Own both just in case

All politics and games being played imo. These large players are just too slow to react to this fast market and are now trying to use their influence to obtain a significant position. The ability to read between the lines is a skill that is invaluable in this day and age, unfortunately.

Blockchain is currently nearing the state of the dot-com bubble. There are great world changing projects buried among virtually pointless/worthless projects. Most of the massive tech companies that dominate the world economy were all part of the dot-com bubble. If you had given up on these behemoths you'd have let an early retirement a kick in the face.

Personally I believe BTC to be in a massive bubble. People don't look into the tech. They don't research. It's really like the dot-com bubble but instead of .com they are all buying BTC which is currently 48% of the total market. This is a joke. The only coin that is getting negative merchant adoption and internal struggles is 48% of the market. This is a sign of a bubble.

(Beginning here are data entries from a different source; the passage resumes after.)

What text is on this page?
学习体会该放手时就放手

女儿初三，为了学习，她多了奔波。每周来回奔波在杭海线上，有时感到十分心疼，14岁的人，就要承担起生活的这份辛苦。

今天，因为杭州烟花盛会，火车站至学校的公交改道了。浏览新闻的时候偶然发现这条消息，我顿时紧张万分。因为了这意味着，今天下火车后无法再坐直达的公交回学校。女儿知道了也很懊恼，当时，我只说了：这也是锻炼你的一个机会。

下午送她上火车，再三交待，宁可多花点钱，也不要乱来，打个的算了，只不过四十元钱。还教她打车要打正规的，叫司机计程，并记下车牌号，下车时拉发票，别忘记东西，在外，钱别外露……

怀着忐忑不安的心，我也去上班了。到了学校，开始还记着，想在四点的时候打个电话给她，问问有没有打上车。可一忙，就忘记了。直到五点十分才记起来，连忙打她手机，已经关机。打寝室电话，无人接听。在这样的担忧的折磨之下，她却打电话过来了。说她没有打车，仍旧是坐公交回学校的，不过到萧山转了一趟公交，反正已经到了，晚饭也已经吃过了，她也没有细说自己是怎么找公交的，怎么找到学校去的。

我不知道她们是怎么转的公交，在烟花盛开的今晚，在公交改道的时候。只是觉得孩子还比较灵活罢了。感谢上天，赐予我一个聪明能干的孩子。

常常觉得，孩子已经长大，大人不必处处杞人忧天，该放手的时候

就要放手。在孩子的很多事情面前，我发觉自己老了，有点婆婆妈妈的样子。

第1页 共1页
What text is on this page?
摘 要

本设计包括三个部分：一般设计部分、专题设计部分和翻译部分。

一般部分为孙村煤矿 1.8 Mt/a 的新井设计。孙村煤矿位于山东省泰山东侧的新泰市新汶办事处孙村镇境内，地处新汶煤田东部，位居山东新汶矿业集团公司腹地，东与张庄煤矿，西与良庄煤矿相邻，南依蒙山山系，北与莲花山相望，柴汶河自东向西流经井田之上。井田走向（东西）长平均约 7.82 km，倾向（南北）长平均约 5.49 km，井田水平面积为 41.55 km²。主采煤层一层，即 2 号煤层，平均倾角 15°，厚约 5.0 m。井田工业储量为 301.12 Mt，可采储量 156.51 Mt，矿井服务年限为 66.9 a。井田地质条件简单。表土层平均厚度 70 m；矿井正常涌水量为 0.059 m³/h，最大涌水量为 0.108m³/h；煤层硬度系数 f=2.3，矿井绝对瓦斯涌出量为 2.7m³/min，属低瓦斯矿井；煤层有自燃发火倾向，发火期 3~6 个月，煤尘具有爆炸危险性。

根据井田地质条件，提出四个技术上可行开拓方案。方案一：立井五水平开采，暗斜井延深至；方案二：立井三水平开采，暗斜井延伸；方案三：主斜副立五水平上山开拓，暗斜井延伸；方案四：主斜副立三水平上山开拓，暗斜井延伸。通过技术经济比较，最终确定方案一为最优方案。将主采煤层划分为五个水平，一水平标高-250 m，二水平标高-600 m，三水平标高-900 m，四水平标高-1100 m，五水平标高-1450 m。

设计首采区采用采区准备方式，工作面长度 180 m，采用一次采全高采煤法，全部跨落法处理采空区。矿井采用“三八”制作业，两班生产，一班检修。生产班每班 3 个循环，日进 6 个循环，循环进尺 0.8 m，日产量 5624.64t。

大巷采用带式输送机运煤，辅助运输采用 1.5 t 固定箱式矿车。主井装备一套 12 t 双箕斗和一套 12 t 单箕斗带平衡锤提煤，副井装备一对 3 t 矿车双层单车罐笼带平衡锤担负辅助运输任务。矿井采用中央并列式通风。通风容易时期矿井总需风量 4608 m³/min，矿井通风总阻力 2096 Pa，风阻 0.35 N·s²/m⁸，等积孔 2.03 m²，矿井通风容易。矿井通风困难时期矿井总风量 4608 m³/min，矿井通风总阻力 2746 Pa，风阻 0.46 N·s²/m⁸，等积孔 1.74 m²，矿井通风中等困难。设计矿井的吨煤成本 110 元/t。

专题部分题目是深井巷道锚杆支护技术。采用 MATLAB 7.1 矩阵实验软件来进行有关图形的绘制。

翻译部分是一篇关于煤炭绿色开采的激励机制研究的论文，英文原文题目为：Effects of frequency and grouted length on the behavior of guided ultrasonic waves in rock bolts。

But what about all the coins that solved the problems. Dash is already set for 400MB block size (A decision reached within a matter of ours instead of years) and NEM is tested to handle 3000 Tx PER SECOND!

Blockchain is the future. BTC was simply the proof of a working concept. It was our prototype. The best is yet to come!

Bubble comes when no one tells it's a bubble.

What we really need as the next blockchain step is a redeemable blockchain gold/silver system so that real P2P crypto trading of actual physical underlying can occur, rather than the 100+:1 fractional reserve paper system that dominates price discovery.